Dibujo de Federico Madrazo y Kuntz. A partir de 2.000 euros

La pintura es la opción que más oportunidades presenta en el mercado pero requiere más que otras de asesoramiento. La especialista considera que para empezar puede resultar más interesante pensar en dibujos y grabados que en lienzos,  existiendo la posibilidad de acceder a creadores con obra colgada en grandes pinacotecas. Es el caso del retratista romántico Federico Madrazo, incluido en el catálogo de El Prado. 

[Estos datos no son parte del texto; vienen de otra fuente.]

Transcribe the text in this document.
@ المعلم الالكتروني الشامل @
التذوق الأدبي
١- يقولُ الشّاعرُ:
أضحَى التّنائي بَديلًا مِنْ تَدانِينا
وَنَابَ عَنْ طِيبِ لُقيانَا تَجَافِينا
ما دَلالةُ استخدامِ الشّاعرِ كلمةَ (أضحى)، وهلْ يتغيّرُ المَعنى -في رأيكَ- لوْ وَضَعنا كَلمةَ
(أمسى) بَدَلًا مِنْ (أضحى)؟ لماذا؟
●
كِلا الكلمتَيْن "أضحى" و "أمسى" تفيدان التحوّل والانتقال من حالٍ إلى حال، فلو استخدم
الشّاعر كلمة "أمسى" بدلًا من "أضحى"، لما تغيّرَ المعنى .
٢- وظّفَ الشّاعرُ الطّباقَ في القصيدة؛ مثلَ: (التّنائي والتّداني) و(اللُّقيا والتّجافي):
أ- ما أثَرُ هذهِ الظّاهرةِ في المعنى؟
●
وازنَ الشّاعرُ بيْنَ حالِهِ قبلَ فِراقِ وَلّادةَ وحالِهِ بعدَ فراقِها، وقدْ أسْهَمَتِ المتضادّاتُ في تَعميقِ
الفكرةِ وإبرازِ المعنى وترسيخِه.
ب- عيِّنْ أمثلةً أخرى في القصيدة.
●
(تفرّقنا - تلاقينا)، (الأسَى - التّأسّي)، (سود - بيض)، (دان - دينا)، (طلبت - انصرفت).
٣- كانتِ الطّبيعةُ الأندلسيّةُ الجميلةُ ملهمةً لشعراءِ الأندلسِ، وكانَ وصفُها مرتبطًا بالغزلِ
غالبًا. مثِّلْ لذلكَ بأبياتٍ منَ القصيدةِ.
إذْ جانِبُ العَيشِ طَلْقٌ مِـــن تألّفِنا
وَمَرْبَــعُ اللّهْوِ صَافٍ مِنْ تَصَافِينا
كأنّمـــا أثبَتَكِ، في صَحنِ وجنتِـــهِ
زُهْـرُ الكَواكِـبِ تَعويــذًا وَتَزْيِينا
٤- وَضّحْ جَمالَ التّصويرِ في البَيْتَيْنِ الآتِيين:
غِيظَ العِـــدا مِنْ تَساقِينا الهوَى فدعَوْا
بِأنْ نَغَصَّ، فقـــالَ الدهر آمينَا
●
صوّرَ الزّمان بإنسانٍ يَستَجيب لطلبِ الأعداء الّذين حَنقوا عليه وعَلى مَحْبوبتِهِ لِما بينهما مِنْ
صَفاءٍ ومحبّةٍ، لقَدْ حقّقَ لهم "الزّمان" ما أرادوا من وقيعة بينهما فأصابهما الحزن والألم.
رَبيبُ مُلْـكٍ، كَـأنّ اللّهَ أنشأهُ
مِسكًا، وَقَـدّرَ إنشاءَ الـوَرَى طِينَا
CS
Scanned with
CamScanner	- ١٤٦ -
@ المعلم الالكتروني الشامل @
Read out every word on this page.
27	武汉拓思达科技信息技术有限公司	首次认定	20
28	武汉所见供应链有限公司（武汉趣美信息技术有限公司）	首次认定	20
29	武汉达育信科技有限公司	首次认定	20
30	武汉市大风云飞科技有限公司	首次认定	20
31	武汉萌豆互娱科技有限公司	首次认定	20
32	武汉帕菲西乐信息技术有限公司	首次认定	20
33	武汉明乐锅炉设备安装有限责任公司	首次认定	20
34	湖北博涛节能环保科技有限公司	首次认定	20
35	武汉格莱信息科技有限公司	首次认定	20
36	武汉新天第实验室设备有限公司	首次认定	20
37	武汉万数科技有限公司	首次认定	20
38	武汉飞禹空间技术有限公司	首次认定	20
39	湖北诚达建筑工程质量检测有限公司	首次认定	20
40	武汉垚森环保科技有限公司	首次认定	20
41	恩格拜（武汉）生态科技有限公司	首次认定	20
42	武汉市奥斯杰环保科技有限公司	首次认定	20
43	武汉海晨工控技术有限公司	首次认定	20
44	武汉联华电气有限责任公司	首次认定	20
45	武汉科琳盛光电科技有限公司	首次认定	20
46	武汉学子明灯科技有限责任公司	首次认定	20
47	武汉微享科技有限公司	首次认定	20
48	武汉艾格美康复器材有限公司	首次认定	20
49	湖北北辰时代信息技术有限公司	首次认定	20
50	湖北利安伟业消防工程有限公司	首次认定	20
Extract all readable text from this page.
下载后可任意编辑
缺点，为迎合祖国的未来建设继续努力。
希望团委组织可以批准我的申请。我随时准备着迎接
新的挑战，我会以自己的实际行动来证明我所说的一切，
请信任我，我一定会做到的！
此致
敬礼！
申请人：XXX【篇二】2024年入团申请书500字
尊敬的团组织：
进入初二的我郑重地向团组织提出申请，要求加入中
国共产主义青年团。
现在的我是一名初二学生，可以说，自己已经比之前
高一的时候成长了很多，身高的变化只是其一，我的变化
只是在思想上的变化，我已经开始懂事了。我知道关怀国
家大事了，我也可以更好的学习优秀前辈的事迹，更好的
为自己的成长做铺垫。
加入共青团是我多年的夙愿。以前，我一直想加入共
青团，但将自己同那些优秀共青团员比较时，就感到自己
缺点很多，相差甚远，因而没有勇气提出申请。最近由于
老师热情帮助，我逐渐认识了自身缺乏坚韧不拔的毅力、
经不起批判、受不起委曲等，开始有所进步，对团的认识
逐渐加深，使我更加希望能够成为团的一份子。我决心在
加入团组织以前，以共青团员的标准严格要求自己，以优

Cinco consejos antes de comprar una antigüedad

“Comprar bien no es comprar caro, de hecho muchas personas se sorprenden de lo asequible que pueden resultar algunas antigüedades y obras de arte de más de un siglo”. Y los consejos que Pérez de Amézaga da para acertar en la elección son: 

  1. Si no te gusta, no compres. “Sobre todo, estamos hablando de decoración, no de inversión, compra solo lo que te encante”.
  2. Pocas piezas pero de época y representativas del estilo. “Pagarás más pero multiplicas la posibilidad de revalorizar la obra con el paso del tiempo”.
  3. Si está documentada, mucho mejor. “No siempre se puede, pero sobre todo para obras de mayor valor hay que intentar comprar el bien acompañado de algún tipo de documento que aporten información sobre la pieza, su origen, anteriores propietarios, restauración, etc.  ya que aporta valor a la pieza”. En este sentido, la compra en anticuario aporta más garantías, ya que en muchos casos se ofrece este valor añadido.
  4. Presta atención a la restauración. “Muchas antigüedades han pasado por una o varias restauraciones, de lo acertadas o no que hayan sido depende en buen medida el valor de la pieza”. Para la especialista éste es uno de los aspectos de más difícil control por lo específico del conocimiento.   
  5. Si no sabes, asesórate. La compra supervisada por un profesional aporta garantías, que no infalibilidad, ya que hablamos de un sector sin normas fijas. La otra ventaja es el aprendizaje, el comprador bien asesorado gana conocimiento y autonomía: “Y cuando tienes ese conocimiento es cuando puedes lanzarte a comprar obra en subastas o buscar en mercadillos y rastros, mientras tanto es mejor dejarse asesorar”.